4. **Visual Cues:** The use of emojis (😞 vs. 😊) provides an immediate, non-numerical indicator of the perceived quality or correctness of the model's output in each framework.
### Interpretation
This diagram argues for the superiority of retrieval-augmented methods in training Process Reward Models for mathematical reasoning. The **Traditional PRM** is depicted as limited, making judgments in a vacuum, which can lead to confident errors (as shown by the high "Yes" probability for a wrong step). The **Two-stage Retrieval-enhanced Mechanism** introduces the concept of gathering relevant external knowledge (similar questions and steps) but presents it as a separate, preparatory stage.

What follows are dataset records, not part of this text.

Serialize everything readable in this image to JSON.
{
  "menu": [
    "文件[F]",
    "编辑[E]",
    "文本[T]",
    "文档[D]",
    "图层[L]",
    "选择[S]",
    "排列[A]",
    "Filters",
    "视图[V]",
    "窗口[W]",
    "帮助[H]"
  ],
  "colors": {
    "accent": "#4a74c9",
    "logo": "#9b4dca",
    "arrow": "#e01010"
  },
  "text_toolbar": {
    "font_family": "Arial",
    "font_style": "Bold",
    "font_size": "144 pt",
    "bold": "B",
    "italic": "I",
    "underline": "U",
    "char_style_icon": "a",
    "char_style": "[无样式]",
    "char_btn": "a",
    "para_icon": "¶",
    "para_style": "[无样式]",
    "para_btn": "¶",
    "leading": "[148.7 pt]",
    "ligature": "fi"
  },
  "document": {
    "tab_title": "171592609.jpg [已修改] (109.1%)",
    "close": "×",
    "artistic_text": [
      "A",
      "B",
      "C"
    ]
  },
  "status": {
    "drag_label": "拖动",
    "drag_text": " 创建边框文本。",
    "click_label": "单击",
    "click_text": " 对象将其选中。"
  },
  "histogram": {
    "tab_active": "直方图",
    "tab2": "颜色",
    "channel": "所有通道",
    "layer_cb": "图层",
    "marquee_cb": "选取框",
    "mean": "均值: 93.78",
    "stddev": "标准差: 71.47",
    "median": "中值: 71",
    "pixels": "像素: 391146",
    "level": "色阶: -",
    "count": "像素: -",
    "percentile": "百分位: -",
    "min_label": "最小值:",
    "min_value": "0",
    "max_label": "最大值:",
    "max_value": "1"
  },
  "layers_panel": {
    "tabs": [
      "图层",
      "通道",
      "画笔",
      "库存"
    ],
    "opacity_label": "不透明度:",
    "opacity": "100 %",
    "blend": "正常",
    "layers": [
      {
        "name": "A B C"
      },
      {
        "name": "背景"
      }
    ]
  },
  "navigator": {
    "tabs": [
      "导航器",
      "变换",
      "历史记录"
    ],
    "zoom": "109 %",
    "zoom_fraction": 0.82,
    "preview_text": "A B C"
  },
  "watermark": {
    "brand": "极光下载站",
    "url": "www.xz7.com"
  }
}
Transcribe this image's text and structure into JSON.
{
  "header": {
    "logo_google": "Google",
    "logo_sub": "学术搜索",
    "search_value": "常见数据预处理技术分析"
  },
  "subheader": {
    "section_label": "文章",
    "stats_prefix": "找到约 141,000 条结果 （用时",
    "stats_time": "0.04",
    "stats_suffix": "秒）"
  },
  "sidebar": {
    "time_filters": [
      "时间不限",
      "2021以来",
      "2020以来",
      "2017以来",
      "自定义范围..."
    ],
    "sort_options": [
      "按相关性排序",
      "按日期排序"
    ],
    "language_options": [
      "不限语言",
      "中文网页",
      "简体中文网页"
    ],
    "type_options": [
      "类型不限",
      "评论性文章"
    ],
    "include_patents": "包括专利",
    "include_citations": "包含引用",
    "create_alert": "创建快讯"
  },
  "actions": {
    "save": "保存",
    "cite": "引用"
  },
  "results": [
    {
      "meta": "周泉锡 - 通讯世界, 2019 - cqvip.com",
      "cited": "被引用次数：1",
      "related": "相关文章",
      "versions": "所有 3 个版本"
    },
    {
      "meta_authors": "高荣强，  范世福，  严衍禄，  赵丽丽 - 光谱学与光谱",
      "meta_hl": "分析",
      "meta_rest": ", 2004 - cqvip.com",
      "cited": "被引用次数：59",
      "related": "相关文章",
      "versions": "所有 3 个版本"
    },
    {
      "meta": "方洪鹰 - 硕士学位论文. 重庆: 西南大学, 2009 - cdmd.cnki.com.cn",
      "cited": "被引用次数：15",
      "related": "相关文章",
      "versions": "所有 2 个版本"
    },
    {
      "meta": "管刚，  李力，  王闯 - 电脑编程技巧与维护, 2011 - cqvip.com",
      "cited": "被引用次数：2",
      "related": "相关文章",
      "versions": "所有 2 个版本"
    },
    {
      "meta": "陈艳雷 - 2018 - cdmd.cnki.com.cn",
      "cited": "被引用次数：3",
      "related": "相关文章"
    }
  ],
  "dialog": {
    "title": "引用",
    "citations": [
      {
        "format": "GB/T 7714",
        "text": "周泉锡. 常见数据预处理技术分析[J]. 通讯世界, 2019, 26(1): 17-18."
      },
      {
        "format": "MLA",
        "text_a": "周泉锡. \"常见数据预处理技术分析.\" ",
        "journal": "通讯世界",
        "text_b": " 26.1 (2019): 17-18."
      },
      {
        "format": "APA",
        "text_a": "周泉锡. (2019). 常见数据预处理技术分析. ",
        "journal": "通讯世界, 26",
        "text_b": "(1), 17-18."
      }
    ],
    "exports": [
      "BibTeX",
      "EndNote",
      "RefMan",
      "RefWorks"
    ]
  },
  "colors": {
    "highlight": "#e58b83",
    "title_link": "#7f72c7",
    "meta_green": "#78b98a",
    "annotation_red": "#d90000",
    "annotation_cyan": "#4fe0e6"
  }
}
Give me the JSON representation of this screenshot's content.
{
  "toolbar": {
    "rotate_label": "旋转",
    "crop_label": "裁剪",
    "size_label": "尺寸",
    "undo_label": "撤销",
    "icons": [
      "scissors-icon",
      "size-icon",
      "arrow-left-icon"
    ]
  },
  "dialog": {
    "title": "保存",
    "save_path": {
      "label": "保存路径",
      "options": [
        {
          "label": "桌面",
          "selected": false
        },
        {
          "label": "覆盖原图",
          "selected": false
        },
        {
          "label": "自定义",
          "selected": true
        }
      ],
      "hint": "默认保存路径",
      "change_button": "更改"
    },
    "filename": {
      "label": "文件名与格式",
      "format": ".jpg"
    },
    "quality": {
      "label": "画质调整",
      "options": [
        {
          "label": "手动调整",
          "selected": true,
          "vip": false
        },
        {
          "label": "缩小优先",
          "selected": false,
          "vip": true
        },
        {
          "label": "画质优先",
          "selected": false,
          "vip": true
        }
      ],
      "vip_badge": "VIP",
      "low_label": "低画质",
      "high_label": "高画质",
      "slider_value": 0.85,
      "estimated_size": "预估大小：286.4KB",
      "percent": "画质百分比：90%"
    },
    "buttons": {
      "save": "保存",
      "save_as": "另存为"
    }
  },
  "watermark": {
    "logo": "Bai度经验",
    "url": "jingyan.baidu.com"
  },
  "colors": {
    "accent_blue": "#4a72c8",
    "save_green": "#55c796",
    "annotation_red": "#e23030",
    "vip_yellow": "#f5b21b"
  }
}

The **Retrieval PRM Framework** is presented as the most advanced solution. It seamlessly integrates the retrieved references into the model's context window, transforming the task from pure judgment to **judgment-by-analogy**. The model is no longer just a math teacher but a teacher with a textbook of solved examples open in front of them. The dramatic shift in the probability distribution for the same step (from 0.9/0.1 to 0.2/0.8) is the central piece of evidence, suggesting that providing relevant, labeled reference cases significantly improves the model's ability to discern correct reasoning steps. The diagram implies that this approach leads to more reliable and accurate reward signals for training reasoning models.